Thanks largely, but not solely, to Patuxent River Naval Air Station, people have come to St. Mary’s from the four corners of the earth. Consequently, when disaster strikes anywhere in the world, there are likely people living here who are touched by the pain.

This month the Filipino community in St. Mary’s watched in horror as first an earthquake and then one of the most powerful typhoons in recorded history struck their home nation, where many of them have friends and relatives.

We live in an age of instant communications that quickly brings news of tragedy elsewhere to our doorsteps and connects us electronically to every part of the world. But those communications are not foolproof, and the first days after the typhoon struck last week were filled with tears and prayers, punctuated by frantic attempts to find out if family members and others had survived.

Then, as more reports and images came out of the devastated areas, the enormity of what the survivors face began to sink in.
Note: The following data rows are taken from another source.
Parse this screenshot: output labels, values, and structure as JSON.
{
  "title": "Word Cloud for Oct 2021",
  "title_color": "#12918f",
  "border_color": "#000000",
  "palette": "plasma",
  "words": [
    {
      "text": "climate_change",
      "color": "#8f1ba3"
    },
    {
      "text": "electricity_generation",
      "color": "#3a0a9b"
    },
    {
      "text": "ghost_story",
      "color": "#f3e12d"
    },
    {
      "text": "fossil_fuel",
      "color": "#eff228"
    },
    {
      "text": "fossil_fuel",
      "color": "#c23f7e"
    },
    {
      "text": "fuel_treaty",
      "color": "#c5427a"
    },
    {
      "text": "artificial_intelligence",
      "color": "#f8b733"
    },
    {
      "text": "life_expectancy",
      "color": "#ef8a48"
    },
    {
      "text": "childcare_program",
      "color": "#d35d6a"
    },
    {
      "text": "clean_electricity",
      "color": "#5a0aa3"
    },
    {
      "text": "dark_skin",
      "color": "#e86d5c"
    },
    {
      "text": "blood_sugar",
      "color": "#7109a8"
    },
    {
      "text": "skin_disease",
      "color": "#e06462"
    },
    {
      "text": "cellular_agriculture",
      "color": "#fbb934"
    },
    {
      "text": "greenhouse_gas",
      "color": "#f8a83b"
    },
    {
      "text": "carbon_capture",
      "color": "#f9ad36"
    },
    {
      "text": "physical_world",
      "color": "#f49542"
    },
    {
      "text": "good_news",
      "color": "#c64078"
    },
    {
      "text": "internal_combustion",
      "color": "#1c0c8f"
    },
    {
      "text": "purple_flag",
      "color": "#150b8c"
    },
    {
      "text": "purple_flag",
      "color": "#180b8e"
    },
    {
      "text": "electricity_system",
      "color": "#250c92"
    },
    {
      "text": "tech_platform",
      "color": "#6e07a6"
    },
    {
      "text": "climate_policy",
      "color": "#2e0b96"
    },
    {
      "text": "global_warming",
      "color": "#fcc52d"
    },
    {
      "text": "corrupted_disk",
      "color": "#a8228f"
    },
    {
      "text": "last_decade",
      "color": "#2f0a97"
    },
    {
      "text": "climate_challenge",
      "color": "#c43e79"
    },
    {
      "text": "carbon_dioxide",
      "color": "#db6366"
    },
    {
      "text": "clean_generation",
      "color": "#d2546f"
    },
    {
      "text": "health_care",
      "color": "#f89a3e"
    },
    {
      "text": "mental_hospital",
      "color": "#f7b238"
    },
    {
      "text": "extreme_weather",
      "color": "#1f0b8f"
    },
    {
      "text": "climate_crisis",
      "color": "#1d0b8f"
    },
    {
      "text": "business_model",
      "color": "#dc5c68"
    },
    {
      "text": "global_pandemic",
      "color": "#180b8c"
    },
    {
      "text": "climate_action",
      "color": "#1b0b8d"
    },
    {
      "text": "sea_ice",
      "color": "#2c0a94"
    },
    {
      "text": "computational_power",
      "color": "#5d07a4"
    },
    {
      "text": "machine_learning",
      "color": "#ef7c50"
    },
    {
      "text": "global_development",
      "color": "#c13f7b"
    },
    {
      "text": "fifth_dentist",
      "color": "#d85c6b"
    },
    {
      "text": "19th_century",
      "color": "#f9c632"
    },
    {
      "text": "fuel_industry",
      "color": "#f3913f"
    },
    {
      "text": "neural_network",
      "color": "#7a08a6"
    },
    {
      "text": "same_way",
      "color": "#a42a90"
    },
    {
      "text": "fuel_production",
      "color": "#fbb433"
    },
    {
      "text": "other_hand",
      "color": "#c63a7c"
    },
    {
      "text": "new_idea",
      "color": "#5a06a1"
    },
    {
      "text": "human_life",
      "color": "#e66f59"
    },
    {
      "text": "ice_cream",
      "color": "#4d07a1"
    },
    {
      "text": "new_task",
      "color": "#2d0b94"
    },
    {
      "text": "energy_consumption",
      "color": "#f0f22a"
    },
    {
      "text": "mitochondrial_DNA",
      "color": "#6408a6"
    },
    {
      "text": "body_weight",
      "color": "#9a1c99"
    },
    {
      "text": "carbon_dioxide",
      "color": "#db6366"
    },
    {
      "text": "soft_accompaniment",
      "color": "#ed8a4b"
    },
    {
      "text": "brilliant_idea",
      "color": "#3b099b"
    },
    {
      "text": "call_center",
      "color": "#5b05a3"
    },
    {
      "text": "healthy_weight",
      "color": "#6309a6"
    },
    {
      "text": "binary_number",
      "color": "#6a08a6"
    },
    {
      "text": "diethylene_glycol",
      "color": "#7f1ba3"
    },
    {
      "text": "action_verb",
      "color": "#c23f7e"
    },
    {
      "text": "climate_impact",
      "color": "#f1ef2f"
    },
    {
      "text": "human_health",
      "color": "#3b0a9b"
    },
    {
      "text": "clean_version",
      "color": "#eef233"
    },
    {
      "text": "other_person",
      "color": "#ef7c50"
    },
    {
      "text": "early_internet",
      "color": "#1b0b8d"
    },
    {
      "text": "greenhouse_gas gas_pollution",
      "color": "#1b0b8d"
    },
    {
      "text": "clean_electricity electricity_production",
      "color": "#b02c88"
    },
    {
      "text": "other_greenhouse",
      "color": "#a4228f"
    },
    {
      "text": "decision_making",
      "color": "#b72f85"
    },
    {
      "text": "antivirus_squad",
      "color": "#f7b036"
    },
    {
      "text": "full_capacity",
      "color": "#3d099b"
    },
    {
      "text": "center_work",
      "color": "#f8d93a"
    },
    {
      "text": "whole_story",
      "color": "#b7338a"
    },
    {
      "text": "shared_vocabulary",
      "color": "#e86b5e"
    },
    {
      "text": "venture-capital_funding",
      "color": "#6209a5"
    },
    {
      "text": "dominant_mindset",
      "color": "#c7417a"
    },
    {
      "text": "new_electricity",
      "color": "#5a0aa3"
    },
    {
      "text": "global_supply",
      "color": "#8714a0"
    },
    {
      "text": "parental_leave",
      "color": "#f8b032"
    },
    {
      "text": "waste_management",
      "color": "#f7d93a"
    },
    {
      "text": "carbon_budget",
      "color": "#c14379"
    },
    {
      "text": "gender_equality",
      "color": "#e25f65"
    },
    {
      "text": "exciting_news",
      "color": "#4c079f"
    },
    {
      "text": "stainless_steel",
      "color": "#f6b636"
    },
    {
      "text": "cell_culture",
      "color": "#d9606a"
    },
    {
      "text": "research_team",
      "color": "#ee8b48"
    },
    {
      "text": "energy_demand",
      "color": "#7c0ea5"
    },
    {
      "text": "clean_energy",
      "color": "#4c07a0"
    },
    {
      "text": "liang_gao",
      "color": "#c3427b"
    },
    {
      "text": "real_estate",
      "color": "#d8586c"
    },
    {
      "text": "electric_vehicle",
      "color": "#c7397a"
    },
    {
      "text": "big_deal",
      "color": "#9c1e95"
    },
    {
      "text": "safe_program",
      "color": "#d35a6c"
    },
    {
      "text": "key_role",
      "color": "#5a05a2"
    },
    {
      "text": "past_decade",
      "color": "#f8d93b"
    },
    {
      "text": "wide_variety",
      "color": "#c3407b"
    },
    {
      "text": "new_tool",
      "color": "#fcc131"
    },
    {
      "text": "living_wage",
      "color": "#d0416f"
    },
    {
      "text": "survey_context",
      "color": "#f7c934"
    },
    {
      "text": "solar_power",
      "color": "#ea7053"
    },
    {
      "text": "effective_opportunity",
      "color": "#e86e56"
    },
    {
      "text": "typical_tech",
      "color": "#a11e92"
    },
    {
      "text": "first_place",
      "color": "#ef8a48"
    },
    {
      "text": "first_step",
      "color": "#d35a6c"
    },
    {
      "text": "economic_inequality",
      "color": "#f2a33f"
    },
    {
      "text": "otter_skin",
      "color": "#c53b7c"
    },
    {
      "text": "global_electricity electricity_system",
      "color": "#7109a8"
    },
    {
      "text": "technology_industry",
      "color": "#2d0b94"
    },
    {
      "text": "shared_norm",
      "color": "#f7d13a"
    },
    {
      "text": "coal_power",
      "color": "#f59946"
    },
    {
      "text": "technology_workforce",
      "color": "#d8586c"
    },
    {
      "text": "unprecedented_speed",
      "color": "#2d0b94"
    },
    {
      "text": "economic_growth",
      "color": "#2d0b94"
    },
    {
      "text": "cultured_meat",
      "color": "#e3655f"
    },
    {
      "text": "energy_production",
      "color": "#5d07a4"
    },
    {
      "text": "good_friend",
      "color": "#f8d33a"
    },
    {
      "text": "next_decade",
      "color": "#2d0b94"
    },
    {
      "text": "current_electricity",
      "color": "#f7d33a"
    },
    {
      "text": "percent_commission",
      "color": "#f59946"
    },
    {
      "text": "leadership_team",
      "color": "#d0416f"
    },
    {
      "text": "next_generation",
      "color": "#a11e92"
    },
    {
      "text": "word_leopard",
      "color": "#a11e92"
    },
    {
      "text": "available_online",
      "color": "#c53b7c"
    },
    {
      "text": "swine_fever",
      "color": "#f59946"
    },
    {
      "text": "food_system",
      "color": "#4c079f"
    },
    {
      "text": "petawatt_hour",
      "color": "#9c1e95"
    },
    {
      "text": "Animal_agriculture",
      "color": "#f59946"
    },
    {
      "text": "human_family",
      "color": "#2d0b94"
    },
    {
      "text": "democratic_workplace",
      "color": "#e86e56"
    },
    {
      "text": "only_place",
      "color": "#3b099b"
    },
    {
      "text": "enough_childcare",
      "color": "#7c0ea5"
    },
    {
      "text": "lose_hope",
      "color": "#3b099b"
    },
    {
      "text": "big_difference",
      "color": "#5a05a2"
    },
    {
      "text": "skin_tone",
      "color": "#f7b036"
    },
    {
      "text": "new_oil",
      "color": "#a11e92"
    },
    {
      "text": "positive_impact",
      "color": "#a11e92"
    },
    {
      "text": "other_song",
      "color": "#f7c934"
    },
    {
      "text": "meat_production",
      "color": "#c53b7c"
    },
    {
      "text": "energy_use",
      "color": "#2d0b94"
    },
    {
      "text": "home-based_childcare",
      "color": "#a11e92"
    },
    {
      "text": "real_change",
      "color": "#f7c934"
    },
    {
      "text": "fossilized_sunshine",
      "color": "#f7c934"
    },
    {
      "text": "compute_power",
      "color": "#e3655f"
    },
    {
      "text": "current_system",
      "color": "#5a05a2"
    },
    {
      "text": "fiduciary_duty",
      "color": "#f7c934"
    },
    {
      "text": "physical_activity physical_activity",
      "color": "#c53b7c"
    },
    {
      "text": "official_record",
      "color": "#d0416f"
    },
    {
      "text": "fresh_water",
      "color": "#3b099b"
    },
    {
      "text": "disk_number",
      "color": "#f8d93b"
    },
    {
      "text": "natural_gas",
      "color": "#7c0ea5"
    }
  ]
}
The simple act of eating a meal has been a reminder of the sudden deprivation faced by men, women and children in the central Philippines.

Some in the Filipino community in St. Mary’s have been collecting shoes and clothing that they will ship directly to the Philippines. Some are collecting money they intend to deliver to where it is needed. Some are planning to fly to their home country to aid in the recovery. These are efforts to get help into the right hands.

Those of us who have no personal connection to the Philippines have been urged by international relief organizations to send financial contributions, not food and clothing that could end up sitting in a stateside warehouse because of logistical problems.

None of us can take on all the problems of the world. But we can recognize that many of those problems touch our neighbors. Showing compassion as one human being to another is never an empty gesture. And offering financial or other help to people and organizations we trust to deliver them is a way to ensure that those contributions are not futile or even counterproductive in helping the victims of natural disaster resume a normal life.